DES POÈTES THÉOLOGIENS.

À la même époque, il y eut des poètes qu’on appelait aussi théologiens, parce qu’ils faisaient des vers en l’honneur des dieux ; mais quels dieux ? des dieux qui, tout grands hommes qu’ils pussent avoir été, n’en étaient pas moins des hommes, ou qui même n’étaient autre chose que les éléments du monde, ouvrage du seul vrai Dieu ; ou enfin, si c’étaient des anges, ils devaient ce haut rang moins à leurs mérites qu’à la volonté du Créateur. Que si, parmi tant de fables, ces poètes ont dit quelque chose du vrai Dieu, comme ils en adoraient d’autres avec lui, ils ne lui ont pas rendu le culte qui n’est dû qu’à lui seul ; outre qu’ils n’ont pu se défendre de déshonorer ces dieux mêmes par des contes ridicules, comme ont fait Orphée, Musée et Linus. Du moins, si ces théologiens ont adoré les dieux, ils n’ont pas été adorés comme des dieux, quoique la cité des impies fasse présider Orphée aux sacrifices infernaux. Ce fut le temps où Ino, femme du roi Athamas, se jeta dans la muer avec son fils Mélicerte, et où ils furent tous deux mis au rang des dieux, comme beaucoup d’autres hommes de ce temps-là, et entre autres Castor et Pollux. Les Grecs donnent à la mère de Mélicerte le nom de Leucothée, et les Latins celui de Matuta ; mais les uns et les autres la prennent pour une déesse[3].

CHAPITRE XV.

FIN DU ROYAUME DES ARGIENS ET NAISSANCE DE CELUI DES LAURENTINS.

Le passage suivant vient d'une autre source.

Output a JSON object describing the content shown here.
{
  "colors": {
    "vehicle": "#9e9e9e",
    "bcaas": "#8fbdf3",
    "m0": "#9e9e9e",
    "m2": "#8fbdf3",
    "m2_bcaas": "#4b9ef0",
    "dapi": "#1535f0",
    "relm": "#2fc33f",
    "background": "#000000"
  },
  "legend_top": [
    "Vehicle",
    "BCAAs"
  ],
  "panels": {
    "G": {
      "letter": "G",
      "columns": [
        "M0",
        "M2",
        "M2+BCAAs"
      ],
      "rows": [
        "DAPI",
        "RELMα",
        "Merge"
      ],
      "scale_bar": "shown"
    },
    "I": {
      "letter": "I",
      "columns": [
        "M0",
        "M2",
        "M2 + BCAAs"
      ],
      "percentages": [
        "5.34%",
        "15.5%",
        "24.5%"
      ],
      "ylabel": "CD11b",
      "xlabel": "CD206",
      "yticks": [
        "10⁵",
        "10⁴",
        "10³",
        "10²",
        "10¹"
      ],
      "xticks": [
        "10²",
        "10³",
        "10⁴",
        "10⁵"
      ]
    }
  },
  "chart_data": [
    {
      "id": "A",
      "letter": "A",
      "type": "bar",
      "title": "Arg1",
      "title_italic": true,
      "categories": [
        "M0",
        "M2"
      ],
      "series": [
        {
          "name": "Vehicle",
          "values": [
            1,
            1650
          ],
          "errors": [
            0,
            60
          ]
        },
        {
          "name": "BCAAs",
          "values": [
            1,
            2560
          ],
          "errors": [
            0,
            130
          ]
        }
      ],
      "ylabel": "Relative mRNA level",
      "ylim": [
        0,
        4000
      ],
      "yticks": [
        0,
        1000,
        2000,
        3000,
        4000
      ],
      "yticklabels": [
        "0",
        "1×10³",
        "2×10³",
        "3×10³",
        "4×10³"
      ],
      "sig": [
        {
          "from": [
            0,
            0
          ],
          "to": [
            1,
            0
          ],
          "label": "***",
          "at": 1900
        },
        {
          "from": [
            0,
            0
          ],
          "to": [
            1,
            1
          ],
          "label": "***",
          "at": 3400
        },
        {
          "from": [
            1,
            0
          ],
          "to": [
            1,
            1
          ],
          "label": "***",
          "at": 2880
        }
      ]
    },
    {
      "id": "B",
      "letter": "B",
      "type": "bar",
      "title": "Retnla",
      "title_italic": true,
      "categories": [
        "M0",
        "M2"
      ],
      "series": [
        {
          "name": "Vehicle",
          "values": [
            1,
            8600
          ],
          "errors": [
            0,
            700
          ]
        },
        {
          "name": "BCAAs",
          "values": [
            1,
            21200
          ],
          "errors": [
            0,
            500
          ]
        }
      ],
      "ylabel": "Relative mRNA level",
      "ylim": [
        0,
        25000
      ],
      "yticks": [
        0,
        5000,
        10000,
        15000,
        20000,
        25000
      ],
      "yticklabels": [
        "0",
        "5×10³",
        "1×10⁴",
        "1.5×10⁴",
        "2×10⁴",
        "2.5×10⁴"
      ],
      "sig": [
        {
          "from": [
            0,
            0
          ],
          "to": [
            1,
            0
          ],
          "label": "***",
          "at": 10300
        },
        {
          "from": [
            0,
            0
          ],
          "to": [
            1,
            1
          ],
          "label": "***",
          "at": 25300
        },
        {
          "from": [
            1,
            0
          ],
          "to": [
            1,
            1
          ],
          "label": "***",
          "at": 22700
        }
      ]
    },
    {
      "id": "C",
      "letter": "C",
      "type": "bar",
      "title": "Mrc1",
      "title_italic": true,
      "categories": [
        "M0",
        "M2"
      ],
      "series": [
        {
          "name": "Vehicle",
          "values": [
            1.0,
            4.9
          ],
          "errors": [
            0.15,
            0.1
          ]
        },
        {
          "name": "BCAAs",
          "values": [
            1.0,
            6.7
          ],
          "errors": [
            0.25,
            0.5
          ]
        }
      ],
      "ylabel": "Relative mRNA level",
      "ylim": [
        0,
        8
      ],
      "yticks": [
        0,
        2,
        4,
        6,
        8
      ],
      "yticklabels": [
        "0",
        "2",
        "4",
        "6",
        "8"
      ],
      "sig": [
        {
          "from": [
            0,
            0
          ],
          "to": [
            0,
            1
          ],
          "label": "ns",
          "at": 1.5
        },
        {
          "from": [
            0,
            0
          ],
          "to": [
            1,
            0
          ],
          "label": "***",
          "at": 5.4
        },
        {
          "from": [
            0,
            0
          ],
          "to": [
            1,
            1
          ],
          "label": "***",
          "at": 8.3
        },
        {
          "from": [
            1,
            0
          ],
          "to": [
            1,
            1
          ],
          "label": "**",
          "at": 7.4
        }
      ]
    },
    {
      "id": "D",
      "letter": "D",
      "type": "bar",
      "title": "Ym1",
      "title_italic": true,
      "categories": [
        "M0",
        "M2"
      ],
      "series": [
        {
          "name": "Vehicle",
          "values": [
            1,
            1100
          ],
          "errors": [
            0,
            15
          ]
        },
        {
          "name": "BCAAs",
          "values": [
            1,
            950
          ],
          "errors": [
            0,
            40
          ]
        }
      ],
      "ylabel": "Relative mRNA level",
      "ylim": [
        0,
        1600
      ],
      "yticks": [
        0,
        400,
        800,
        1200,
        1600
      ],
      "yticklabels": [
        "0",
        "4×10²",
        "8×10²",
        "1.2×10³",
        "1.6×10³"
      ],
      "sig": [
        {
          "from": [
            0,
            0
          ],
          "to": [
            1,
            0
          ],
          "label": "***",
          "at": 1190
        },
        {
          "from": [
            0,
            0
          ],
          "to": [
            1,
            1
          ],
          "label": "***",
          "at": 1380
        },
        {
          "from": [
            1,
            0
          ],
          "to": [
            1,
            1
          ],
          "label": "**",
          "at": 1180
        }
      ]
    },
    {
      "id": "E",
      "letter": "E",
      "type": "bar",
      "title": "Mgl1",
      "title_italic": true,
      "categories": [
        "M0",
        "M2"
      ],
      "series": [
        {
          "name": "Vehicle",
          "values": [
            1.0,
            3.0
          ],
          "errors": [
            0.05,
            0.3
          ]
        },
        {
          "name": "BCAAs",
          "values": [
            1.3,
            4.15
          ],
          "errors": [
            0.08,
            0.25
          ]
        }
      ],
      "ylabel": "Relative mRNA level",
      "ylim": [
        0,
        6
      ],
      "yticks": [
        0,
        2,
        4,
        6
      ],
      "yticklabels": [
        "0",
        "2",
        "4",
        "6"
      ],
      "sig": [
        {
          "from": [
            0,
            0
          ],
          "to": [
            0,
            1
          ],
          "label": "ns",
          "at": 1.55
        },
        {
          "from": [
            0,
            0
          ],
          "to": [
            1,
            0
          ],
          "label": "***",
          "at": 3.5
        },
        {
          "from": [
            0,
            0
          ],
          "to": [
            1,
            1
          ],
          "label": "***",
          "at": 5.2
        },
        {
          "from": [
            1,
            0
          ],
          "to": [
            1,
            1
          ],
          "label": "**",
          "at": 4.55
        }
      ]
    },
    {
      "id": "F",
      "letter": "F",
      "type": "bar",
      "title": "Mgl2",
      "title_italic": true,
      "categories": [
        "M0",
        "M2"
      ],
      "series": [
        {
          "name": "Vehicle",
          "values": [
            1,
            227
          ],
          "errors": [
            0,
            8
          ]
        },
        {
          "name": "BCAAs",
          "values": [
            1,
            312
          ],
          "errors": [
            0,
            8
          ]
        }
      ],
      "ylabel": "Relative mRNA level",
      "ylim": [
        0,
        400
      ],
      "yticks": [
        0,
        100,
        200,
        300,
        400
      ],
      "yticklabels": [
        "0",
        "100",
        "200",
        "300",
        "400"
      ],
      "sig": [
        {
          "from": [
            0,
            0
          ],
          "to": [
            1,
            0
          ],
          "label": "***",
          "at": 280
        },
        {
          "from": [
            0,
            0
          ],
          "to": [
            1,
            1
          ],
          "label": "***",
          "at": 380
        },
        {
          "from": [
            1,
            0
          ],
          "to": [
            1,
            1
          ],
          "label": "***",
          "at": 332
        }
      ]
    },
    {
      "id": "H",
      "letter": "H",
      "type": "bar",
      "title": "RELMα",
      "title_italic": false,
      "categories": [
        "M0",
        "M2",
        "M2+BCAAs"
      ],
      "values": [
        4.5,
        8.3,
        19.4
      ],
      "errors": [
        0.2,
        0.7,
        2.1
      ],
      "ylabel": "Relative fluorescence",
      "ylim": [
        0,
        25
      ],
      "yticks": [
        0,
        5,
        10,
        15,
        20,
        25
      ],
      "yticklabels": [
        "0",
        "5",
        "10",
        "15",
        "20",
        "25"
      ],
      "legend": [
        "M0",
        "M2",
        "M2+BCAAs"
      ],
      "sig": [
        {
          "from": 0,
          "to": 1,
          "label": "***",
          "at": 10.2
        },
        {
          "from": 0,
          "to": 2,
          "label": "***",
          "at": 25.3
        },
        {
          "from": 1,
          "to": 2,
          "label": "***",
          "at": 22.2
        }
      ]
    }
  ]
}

Vers ce temps, le royaume des Argiens prit fin et fut transféré à Mycènes, dont Agamemnon fut roi, et celui des Laurentins commença à s’établir : ils eurent pour premier roi Picus, fils de Saturne. Debbora était alors juge des Hébreux. Cette femme fut élevée à cet honneur par un ordre exprès de Dieu, car elle était prophétesse ; mais comme ses prophéties sont obscures, il faudrait trop nous étendre pour faire voir le rapport qu’elles ont à Jésus-Christ. Les Laurentins régnaient donc déjà en Italie, et ce peuple est, après les Grecs, l’origine la plus certaine de Rome[4]. Cependant la monarchie des Assyriens subsistait toujours, et ils comptaient Lamparès pour leur vingt-troisième roi, quand Picus fut le premier des Laurentins. C’est aux adorateurs de ces dieux à voir ce qu’ils veulent qu’ait été Saturne, père de ce Picus ; car ils disent que ce n’était pas un homme. D’autres ont écrit qu’il avait régné en Italie avant Picus, et Virgile l’a célébré dans ces vers bien connus : « C’est lui qui rassembla ces hommes indociles errant sur les hautes montagnes ; il leur donna des lois et voulut que cette contrée s’appelât Latium, parce qu’il s’y était caché pour éviter la fureur de son fils[5]. C’est sous son règne que l’on place l’âge d’or[6] »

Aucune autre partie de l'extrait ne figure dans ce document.